On 6 and 7 September a revised Health and Social Care Bill has its third reading in Parliament amid talk of a backbench Lib Dem rebellion and leaked documents outlining the Tories’ secret plans to sell off hospitals to multinational corporations.
Under political pressure last April, the Tories postponed the third reading for a “listening exercise”. But the bill has come back with little substantive change.
Despite protestations from health secretary Andrew Lansley that the Tories would “never, never privatise the NHS”, a freedom of information request has revealed that plans are underway to sell up to 20 hospitals to the private sector.
The Bill will:
• remove the statutory duty on the secretary of state to provide “a comprehensive health service for the people of England, free at the point of need” giving individual GP-run consortia the power to decide what they offer free on the NHS;
• give power to regulatory body Monitor to promote competition and the private sector;
• remove the cap on the number of private patient beds;
• give control of NHS budgets to private companies who will now do commissioning on behalf of GP consortia.
These proposals are also intended to help the NHS make £20 billion “efficiency” savings by 2015. In fact, they will have the opposite effect, with more NHS money finding its way into private hands and being squandered on administrating this fragmented system.

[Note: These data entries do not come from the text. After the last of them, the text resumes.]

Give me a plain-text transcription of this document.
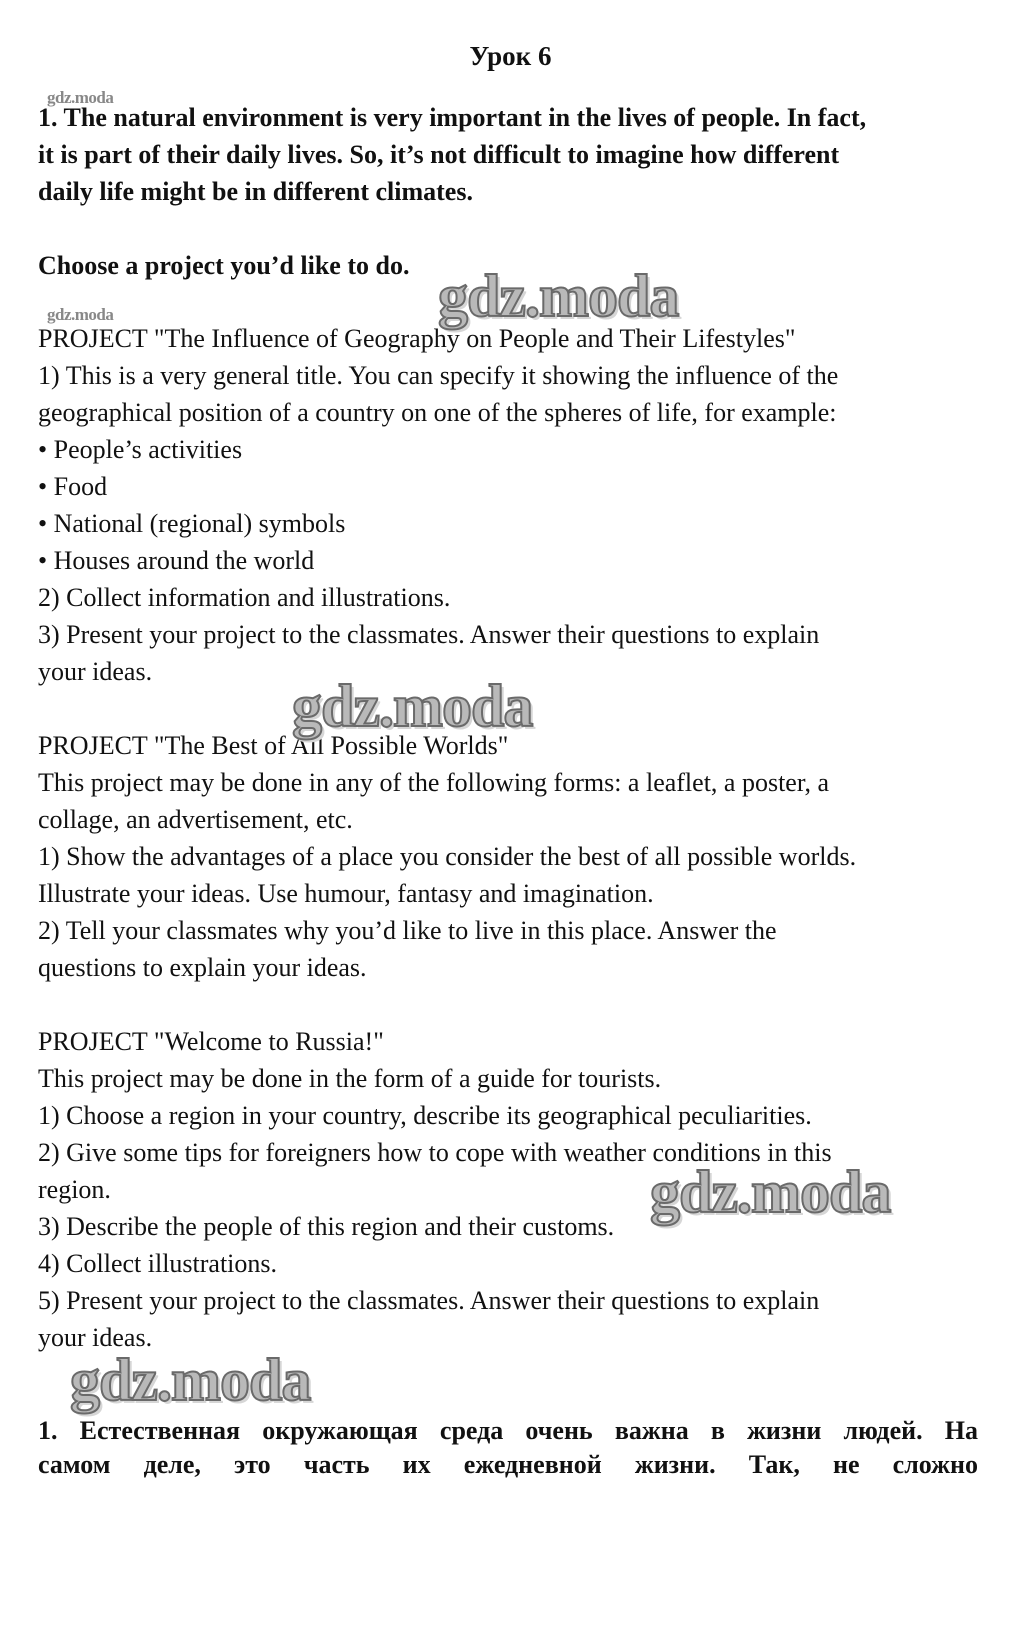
Урок 6
1. The natural environment is very important in the lives of people. In fact,
it is part of their daily lives. So, it’s not difficult to imagine how different
daily life might be in different climates.
Choose a project you’d like to do.
PROJECT "The Influence of Geography on People and Their Lifestyles"
1) This is a very general title. You can specify it showing the influence of the
geographical position of a country on one of the spheres of life, for example:
• People’s activities
• Food
• National (regional) symbols
• Houses around the world
2) Collect information and illustrations.
3) Present your project to the classmates. Answer their questions to explain
your ideas.
PROJECT "The Best of All Possible Worlds"
This project may be done in any of the following forms: a leaflet, a poster, a
collage, an advertisement, etc.
1) Show the advantages of a place you consider the best of all possible worlds.
Illustrate your ideas. Use humour, fantasy and imagination.
2) Tell your classmates why you’d like to live in this place. Answer the
questions to explain your ideas.
PROJECT "Welcome to Russia!"
This project may be done in the form of a guide for tourists.
1) Choose a region in your country, describe its geographical peculiarities.
2) Give some tips for foreigners how to cope with weather conditions in this
region.
3) Describe the people of this region and their customs.
4) Collect illustrations.
5) Present your project to the classmates. Answer their questions to explain
your ideas.
1. Естественная окружающая среда очень важна в жизни людей. На
самом деле, это часть их ежедневной жизни. Так, не сложно
gdz.moda
gdz.moda	gdz.moda
gdz.moda
gdz.moda
gdz.moda
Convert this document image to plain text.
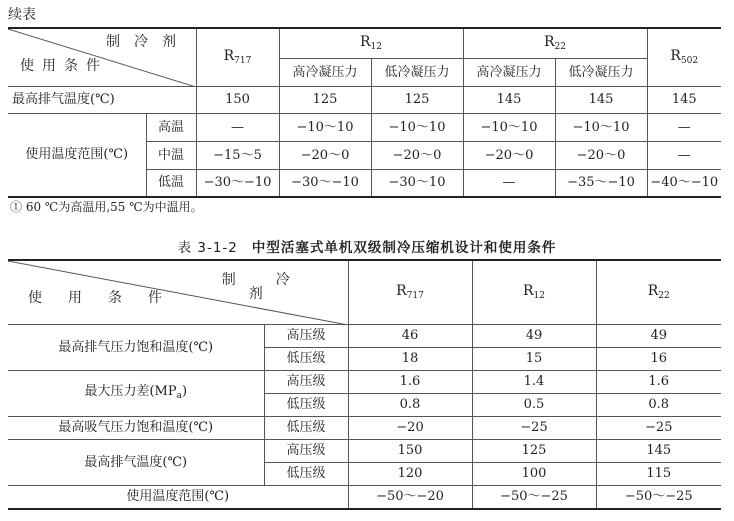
续表
制冷剂
使用条件		$R_{717}$	$R_{12}$		$R_{22}$		$R_{502}$
			高冷凝压力	低冷凝压力	高冷凝压力	低冷凝压力	
最高排气温度(℃)		150	125	125	145	145	145
使用温度范围(℃)	高温	—	−10～10	−10～10	−10～10	−10～10	—
	中温	−15～5	−20～0	−20～0	−20～0	−20～0	—
	低温	−30～−10	−30～−10	−30～10	—	−35～−10	−40～−10
① 60 ℃为高温用,55 ℃为中温用。
表 3-1-2 中型活塞式单机双级制冷压缩机设计和使用条件
制冷剂
使用条件		$R_{717}$	$R_{12}$	$R_{22}$
最高排气压力饱和温度(℃)	高压级	46	49	49
	低压级	18	15	16
最大压力差$(MP_a)$	高压级	1.6	1.4	1.6
	低压级	0.8	0.5	0.8
最高吸气压力饱和温度(℃)	低压级	−20	−25	−25
最高排气温度(℃)	高压级	150	125	145
	低压级	120	100	115
使用温度范围(℃)		−50～−20	−50～−25	−50～−25
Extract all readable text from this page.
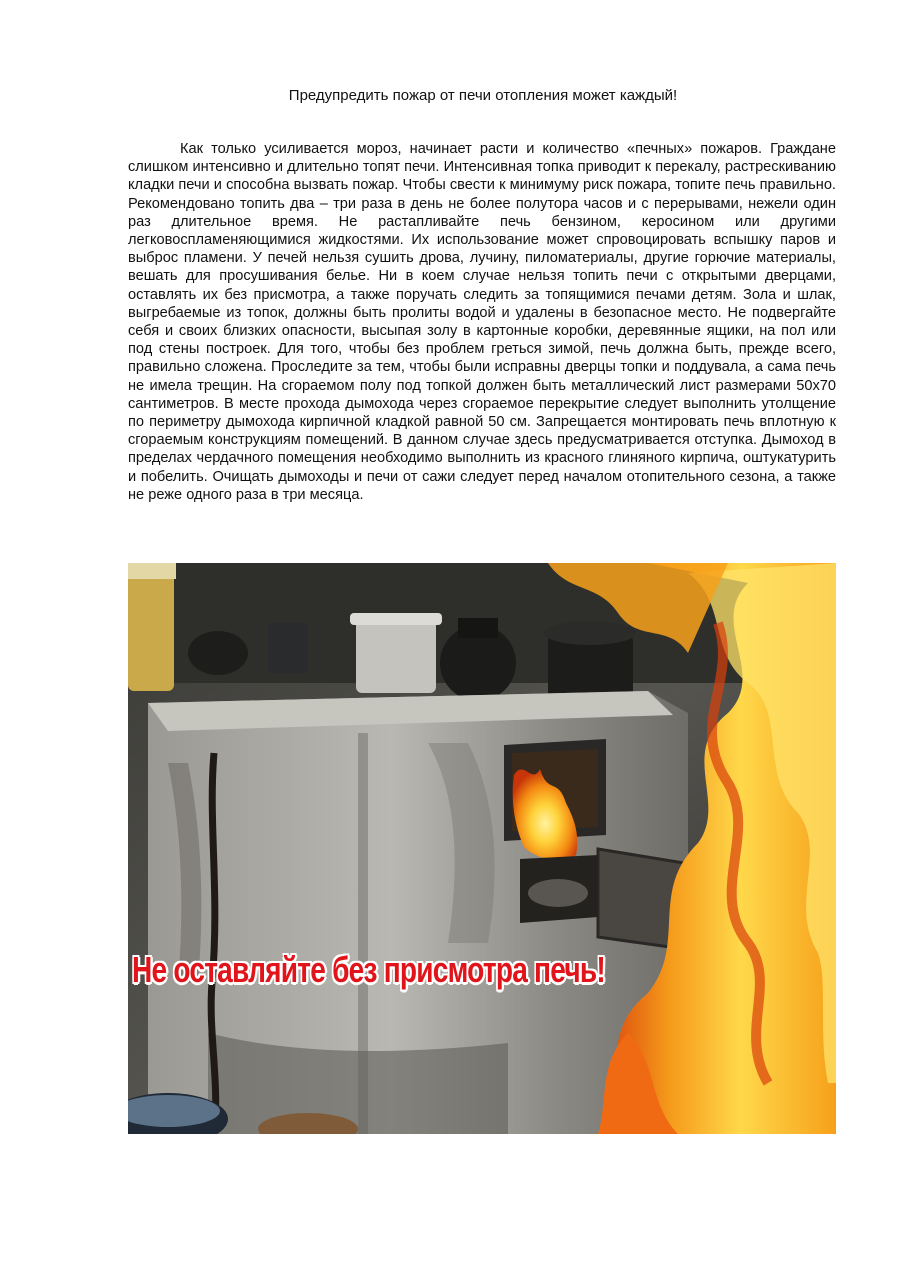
Предупредить пожар от печи отопления может каждый!

Как только усиливается мороз, начинает расти и количество «печных» пожаров. Граждане слишком интенсивно и длительно топят печи. Интенсивная топка приводит к перекалу, растрескиванию кладки печи и способна вызвать пожар. Чтобы свести к минимуму риск пожара, топите печь правильно. Рекомендовано топить два – три раза в день не более полутора часов и с перерывами, нежели один раз длительное время. Не растапливайте печь бензином, керосином или другими легковоспламеняющимися жидкостями. Их использование может спровоцировать вспышку паров и выброс пламени. У печей нельзя сушить дрова, лучину, пиломатериалы, другие горючие материалы, вешать для просушивания белье. Ни в коем случае нельзя топить печи с открытыми дверцами, оставлять их без присмотра, а также поручать следить за топящимися печами детям. Зола и шлак, выгребаемые из топок, должны быть пролиты водой и удалены в безопасное место. Не подвергайте себя и своих близких опасности, высыпая золу в картонные коробки, деревянные ящики, на пол или под стены построек. Для того, чтобы без проблем греться зимой, печь должна быть, прежде всего, правильно сложена. Проследите за тем, чтобы были исправны дверцы топки и поддувала, а сама печь не имела трещин. На сгораемом полу под топкой должен быть металлический лист размерами 50х70 сантиметров. В месте прохода дымохода через сгораемое перекрытие следует выполнить утолщение по периметру дымохода кирпичной кладкой равной 50 см. Запрещается монтировать печь вплотную к сгораемым конструкциям помещений. В данном случае здесь предусматривается отступка. Дымоход в пределах чердачного помещения необходимо выполнить из красного глиняного кирпича, оштукатурить и побелить. Очищать дымоходы и печи от сажи следует перед началом отопительного сезона, а также не реже одного раза в три месяца.

Не оставляйте без присмотра печь!
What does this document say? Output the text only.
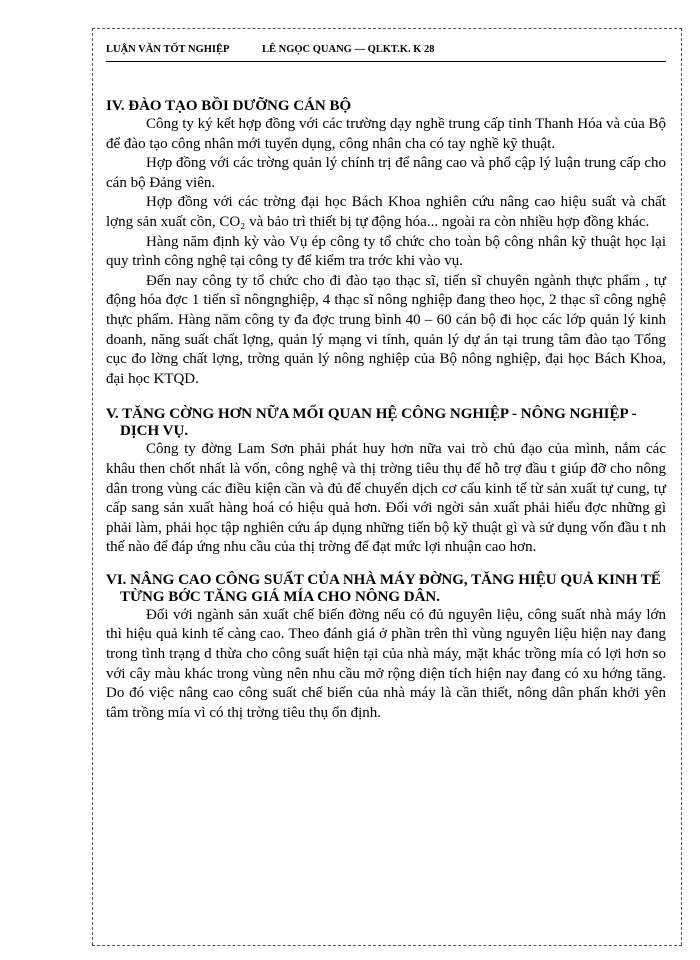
LUẬN VĂN TỐT NGHIỆP	LÊ NGỌC QUANG — QLKT.K. K 28
IV. ĐÀO TẠO BỒI DƯỠNG CÁN BỘ

Công ty ký kết hợp đồng với các trường dạy nghề trung cấp tỉnh Thanh Hóa và của Bộ để đào tạo công nhân mới tuyển dụng, công nhân cha có tay nghề kỹ thuật.

Hợp đồng với các trờng quản lý chính trị để nâng cao và phổ cập lý luận trung cấp cho cán bộ Đảng viên.

Hợp đồng với các trờng đại học Bách Khoa nghiên cứu nâng cao hiệu suất và chất lợng sản xuất cồn, CO₂ và bảo trì thiết bị tự động hóa... ngoài ra còn nhiều hợp đồng khác.

Hàng năm định kỳ vào Vụ ép công ty tổ chức cho toàn bộ công nhân kỹ thuật học lại quy trình công nghệ tại công ty để kiểm tra trớc khi vào vụ.

Đến nay công ty tổ chức cho đi đào tạo thạc sĩ, tiến sĩ chuyên ngành thực phẩm , tự động hóa đợc 1 tiến sĩ nôngnghiệp, 4 thạc sĩ nông nghiệp đang theo học, 2 thạc sĩ công nghệ thực phẩm. Hàng năm công ty đa đợc trung bình 40 – 60 cán bộ đi học các lớp quản lý kinh doanh, năng suất chất lợng, quản lý mạng vi tính, quản lý dự án tại trung tâm đào tạo Tổng cục đo lờng chất lợng, trờng quản lý nông nghiệp của Bộ nông nghiệp, đại học Bách Khoa, đại học KTQD.

V. TĂNG CỜNG HƠN NỮA MỐI QUAN HỆ CÔNG NGHIỆP - NÔNG NGHIỆP - DỊCH VỤ.

Công ty đờng Lam Sơn phải phát huy hơn nữa vai trò chủ đạo của mình, nắm các khâu then chốt nhất là vốn, công nghệ và thị trờng tiêu thụ để hỗ trợ đầu t giúp đỡ cho nông dân trong vùng các điều kiện cần và đủ để chuyển dịch cơ cấu kinh tế từ sản xuất tự cung, tự cấp sang sản xuất hàng hoá có hiệu quả hơn. Đối với ngời sản xuất phải hiểu đợc những gì phải làm, phải học tập nghiên cứu áp dụng những tiến bộ kỹ thuật gì và sử dụng vốn đầu t nh thế nào để đáp ứng nhu cầu của thị trờng để đạt mức lợi nhuận cao hơn.

VI. NÂNG CAO CÔNG SUẤT CỦA NHÀ MÁY ĐỜNG, TĂNG HIỆU QUẢ KINH TẾ TỪNG BỚC TĂNG GIÁ MÍA CHO NÔNG DÂN.

Đối với ngành sản xuất chế biến đờng nếu có đủ nguyên liệu, công suất nhà máy lớn thì hiệu quả kinh tế càng cao. Theo đánh giá ở phần trên thì vùng nguyên liệu hiện nay đang trong tình trạng d thừa cho công suất hiện tại của nhà máy, mặt khác trồng mía có lợi hơn so với cây màu khác trong vùng nên nhu cầu mở rộng diện tích hiện nay đang có xu hớng tăng. Do đó việc nâng cao công suất chế biến của nhà máy là cần thiết, nông dân phấn khởi yên tâm trồng mía vì có thị trờng tiêu thụ ổn định.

While a legislative framework to sell off the NHS is put in place, the cuts are undermining the NHS as a world-class health service and creating a market for the private sector. There have been large increases in waiting times and some trusts are now refusing patients some elective treatments.
Andrew George, a Lib Dem MP may now lead a backbench rebellion, saying the bill is “driven more by private profit than by concern about patient care.” If the Bill reaches the House of Lords then Shirley Williams and other Liberal peers have signalled they will oppose.
When the NHS was created in 1948 it was the achievement of decades of working-class struggle. It signalled that the working-class movement had won a significant argument that the values of social solidarity and equality were more important than capitalist parasitism. That movement won important reforms but these only managed to civilise capitalism, they did not fundamentally change the system. Now, over 60 years later, the capitalist class is attempting to reverse those gains.
Liberal Democrat politicians may be of some help in the immediate battle to defeat the Health and Social Care Bill.
But we need to rebuild a mass working-class movement to fight for our values of solidarity and equality and maintain the NHS as a free, comprehensive service.